Certified organic poultry is also the only poultry product that is 100 percent guaranteed to be antibiotic-free.14
So to summarize, what you’re really looking for is chicken and eggs that are both certified organic and true pasture-raised. Barring organic certification, which is cost-prohibitive for many small farmers, you could just make sure the farmer raises his chickens according to organic, free-range standards, allowing his flock to forage freely for their natural diet, and aren’t fed antibiotics, corn and soy.
Last year, I visited Joel Salatin at his Polyface farm in Virginia. He's truly one of the pioneers in sustainable agriculture, and you can take a virtual tour through his pasture-raised chicken farm operation in the following video.
Shopping Guidelines for Real, Health-Promoting Food
It is very difficult to control the quality of your food if you’re eating in a restaurant, which is why I recommend that you prepare the vast majority of your food yourself. If you’re going to occasionally dine out, you would be best served to avoid fast food places. Reclaiming your kitchen is part and parcel of healthful living, so you know exactly what you're putting in your body.
Whether you are grocery shopping or looking for dining options, the table that follows lists criteria to look for in identifying high-quality, health-promoting foods. If the food meets these criteria, it is most likely a wise choice and would fall under the designation of "real food."

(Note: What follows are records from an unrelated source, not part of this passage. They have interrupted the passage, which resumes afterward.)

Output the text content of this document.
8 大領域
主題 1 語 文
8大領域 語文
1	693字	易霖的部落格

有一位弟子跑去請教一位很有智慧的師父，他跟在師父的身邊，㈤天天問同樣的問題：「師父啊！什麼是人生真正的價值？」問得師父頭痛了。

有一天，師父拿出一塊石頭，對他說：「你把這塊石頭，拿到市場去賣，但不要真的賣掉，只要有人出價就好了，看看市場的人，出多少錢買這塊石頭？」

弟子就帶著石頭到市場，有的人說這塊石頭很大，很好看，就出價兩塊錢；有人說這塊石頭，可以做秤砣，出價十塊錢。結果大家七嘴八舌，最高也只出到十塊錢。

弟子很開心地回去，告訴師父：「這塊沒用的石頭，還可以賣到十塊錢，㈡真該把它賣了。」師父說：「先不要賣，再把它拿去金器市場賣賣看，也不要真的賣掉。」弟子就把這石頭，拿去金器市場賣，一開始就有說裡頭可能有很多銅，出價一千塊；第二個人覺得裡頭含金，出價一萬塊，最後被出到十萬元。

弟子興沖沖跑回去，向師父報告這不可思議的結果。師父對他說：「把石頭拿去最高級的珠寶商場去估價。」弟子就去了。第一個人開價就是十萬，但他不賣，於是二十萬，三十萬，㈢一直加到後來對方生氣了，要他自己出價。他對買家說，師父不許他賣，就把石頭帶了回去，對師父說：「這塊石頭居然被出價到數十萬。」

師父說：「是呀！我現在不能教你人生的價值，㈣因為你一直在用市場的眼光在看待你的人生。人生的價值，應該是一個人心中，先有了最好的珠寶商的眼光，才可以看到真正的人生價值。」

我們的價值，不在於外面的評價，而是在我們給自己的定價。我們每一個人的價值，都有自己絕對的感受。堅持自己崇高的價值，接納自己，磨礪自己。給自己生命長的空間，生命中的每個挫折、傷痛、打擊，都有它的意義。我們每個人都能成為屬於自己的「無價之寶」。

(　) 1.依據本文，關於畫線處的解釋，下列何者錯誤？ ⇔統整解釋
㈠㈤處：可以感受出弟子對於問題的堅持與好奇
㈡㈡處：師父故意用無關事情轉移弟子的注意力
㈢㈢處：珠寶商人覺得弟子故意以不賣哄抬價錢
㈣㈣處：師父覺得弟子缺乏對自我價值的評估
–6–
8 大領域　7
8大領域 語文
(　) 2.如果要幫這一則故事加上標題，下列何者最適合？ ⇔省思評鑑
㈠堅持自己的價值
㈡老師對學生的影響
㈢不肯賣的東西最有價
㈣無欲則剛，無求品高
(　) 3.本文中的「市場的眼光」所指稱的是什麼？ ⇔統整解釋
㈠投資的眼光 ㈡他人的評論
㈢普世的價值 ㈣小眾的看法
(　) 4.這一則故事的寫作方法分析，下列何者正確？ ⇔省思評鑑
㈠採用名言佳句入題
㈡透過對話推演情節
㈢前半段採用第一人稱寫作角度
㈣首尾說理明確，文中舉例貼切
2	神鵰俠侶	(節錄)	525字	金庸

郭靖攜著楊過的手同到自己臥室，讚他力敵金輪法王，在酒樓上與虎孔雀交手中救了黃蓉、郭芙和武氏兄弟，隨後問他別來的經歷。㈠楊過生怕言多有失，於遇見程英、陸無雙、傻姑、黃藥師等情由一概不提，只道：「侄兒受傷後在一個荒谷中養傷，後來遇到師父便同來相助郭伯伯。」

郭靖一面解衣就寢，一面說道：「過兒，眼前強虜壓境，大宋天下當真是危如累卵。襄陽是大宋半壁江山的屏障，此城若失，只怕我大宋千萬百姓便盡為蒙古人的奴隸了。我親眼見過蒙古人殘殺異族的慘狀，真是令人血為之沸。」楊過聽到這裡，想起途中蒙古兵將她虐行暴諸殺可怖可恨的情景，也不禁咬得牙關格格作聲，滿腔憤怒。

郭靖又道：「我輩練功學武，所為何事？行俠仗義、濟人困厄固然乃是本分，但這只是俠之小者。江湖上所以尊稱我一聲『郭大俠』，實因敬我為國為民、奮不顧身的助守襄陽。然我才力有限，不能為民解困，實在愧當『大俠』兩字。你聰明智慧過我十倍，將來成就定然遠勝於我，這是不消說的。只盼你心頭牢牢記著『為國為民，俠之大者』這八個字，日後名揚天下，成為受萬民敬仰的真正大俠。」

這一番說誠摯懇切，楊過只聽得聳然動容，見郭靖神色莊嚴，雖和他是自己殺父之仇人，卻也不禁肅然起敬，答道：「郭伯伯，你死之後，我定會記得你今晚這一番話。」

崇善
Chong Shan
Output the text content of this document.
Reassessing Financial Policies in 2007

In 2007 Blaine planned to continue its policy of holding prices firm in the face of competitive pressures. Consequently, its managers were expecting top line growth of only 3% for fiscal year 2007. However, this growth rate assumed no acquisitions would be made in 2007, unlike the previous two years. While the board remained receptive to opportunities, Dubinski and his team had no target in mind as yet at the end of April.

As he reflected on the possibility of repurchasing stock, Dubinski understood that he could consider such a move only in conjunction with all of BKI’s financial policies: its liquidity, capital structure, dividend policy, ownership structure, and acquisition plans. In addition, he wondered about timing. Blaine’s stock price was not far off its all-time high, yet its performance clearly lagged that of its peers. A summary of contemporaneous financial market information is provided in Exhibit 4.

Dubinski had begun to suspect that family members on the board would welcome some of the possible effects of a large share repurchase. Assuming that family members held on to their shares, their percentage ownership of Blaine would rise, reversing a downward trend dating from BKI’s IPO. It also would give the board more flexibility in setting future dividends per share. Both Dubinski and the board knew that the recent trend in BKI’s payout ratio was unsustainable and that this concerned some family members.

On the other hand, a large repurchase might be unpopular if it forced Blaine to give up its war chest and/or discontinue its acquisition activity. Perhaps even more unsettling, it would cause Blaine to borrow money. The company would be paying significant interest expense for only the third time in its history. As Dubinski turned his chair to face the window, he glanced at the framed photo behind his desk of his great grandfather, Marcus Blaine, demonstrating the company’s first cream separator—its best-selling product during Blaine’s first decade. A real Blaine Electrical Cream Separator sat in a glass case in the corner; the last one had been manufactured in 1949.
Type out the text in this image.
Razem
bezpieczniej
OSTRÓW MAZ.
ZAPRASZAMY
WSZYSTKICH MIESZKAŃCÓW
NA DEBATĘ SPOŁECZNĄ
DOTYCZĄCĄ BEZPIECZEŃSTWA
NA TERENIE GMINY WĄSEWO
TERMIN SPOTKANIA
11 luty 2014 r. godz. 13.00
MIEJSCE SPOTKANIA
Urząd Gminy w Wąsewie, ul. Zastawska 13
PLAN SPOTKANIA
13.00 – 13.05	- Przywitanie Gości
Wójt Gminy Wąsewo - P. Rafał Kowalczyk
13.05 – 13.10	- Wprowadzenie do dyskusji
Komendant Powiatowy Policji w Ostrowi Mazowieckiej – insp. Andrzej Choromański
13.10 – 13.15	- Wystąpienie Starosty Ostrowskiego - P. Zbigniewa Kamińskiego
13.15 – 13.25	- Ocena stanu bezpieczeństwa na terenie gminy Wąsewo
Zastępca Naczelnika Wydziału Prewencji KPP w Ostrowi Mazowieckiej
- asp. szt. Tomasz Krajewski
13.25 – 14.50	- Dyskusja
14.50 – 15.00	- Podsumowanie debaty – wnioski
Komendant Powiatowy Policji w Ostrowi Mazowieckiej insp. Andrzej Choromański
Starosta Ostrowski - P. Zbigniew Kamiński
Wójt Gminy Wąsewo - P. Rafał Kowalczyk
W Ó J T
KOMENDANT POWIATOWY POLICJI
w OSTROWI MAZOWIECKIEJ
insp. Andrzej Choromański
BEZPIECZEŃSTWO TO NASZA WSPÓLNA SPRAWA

Grown without pesticides and chemical fertilizers (organic foods fit this description, but so do some non-organic foods) Not genetically modified Contains no added growth hormones, antibiotics, or other drugs Does not contain any artificial ingredients, including chemical preservatives Fresh (keep in mind that if you have to choose between wilted organic produce or fresh conventional produce, the latter may be the better option) Did not come from a confined animal feeding operation (CAFO) Grown with the laws of nature in mind (meaning animals are fed their native diets, not a mix of grains and animal byproducts, and have free access to the outdoors) Grown in a sustainable way (using minimal amounts of water, protecting the soil from burnout, and turning animal wastes into natural fertilizers instead of environmental pollutants)
If you're "hooked" on fast food and other processed foods, please review my article about how to wean yourself off fast food in seven easy steps. If you're currently sustaining yourself on fast food and processed foods, this is probably the most positive life change you could ever make.
And if you have children, remember that feeding your children home cooked meals can have far reaching benefits, extending even to your future grandchildren. Yes, that's right! It is now well known that dietary changes can prompt epigenetic DNA changes that can be passed on to future generations. For instance, pregnant rats fed a fatty junk food diet had daughters and granddaughters with a greater risk of breast cancer. Making wise food decisions can literally "override" genetic predispositions for disease.